Shadows are NOT undead in this set, it's explicit, which marks a point of departure with AD&D. They are only harmed by magical weapons, though, and another editorial mistake - there's no asterisk after the name. I penciled it in in my book years ago. While shadows are not undead, similar to them they are immune to sleep and charm (but hold might work on them?).

Shrew, Giant: I should use these guys more often. They burrow underground, "see" by echo location within 60', and get 2 attacks per round. Because of their speed, they always get initiative in the first round, and have a +1 bonus on subsequent rounds. They go for the eyes, Boo! Any target of 3rd level (3HD) or less has to save vs. death ray when attacked or run away in fear! (It doesn't say for how long.)

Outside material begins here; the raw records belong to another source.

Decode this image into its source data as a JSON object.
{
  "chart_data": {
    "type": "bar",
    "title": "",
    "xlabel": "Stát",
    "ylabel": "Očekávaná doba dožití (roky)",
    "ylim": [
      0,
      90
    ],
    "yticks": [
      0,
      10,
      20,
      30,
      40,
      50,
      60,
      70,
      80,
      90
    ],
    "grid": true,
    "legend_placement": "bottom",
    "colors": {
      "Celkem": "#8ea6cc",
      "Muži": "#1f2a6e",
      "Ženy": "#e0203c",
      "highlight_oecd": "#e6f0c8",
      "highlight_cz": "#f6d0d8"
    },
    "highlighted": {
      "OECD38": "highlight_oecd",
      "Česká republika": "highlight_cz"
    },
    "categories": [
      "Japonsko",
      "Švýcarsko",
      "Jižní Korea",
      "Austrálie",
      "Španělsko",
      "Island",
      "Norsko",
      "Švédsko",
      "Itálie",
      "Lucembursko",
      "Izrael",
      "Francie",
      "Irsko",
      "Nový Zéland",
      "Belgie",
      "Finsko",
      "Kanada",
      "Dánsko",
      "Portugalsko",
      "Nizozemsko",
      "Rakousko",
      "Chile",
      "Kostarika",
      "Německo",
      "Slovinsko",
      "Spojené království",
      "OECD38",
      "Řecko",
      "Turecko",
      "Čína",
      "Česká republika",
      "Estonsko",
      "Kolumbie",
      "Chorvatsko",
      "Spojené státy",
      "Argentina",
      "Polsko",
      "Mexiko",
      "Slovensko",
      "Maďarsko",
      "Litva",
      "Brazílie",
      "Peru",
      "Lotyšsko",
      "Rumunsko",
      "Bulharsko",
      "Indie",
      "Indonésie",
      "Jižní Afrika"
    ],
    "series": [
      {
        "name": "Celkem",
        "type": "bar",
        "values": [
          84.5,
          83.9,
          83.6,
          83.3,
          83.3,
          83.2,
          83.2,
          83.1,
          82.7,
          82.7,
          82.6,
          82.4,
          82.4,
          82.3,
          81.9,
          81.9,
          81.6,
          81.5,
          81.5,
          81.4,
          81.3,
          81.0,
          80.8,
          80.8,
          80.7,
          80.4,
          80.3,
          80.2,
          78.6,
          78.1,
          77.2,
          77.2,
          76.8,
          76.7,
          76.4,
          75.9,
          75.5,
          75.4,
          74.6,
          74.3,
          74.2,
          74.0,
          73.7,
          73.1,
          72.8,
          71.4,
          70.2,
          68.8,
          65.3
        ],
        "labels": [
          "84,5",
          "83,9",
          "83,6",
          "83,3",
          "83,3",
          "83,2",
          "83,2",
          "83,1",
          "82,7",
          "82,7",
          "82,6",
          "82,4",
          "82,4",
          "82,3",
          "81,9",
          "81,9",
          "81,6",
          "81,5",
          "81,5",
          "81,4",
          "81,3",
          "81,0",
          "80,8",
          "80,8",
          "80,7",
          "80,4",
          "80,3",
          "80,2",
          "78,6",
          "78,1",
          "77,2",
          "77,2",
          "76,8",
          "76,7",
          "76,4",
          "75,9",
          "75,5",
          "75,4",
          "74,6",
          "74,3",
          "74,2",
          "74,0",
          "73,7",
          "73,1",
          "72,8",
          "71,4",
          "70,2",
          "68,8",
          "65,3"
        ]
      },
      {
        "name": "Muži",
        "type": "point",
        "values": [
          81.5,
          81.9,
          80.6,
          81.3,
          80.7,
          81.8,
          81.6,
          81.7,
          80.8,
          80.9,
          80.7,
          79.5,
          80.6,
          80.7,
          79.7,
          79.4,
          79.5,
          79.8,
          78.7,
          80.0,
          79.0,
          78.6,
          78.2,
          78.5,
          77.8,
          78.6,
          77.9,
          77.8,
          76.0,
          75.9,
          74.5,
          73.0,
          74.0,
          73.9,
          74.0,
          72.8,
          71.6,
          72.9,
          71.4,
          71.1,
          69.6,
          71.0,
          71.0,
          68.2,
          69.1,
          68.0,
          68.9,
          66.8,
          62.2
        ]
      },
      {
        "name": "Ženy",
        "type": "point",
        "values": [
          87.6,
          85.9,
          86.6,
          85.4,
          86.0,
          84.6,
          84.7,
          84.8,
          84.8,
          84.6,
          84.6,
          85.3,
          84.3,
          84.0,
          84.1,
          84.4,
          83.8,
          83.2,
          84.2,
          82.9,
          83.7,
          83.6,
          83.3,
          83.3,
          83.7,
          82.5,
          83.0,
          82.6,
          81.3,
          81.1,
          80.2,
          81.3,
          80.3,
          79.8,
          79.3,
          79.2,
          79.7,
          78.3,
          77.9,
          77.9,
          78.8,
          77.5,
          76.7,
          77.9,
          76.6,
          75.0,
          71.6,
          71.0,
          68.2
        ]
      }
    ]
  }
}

The fear thing is actually easy to forget, at least for me. Not that I use giant shrews often. I should though! They'd be great trained attack beasts for any humanoid types (or if players can capture some and hire an animal trainer from the Expert Set...).

Alright, that's all for this installment. One more to go for monsters, then it's on to treasure!


  1. Funny you mention this - I actually just ran a DCC-style "Funnel" using the Moldvay Basic book a few days ago! It worked pretty well; as I wrote on my blog, everyone developed personalities for their squishy 0-level humans pretty quickly.

  2. There are actually one or two AD&D modules that do this, as well. Everyone starts out as a 0-level, and (if they survive) become level 1 in a class determined by their actions over the course of the module.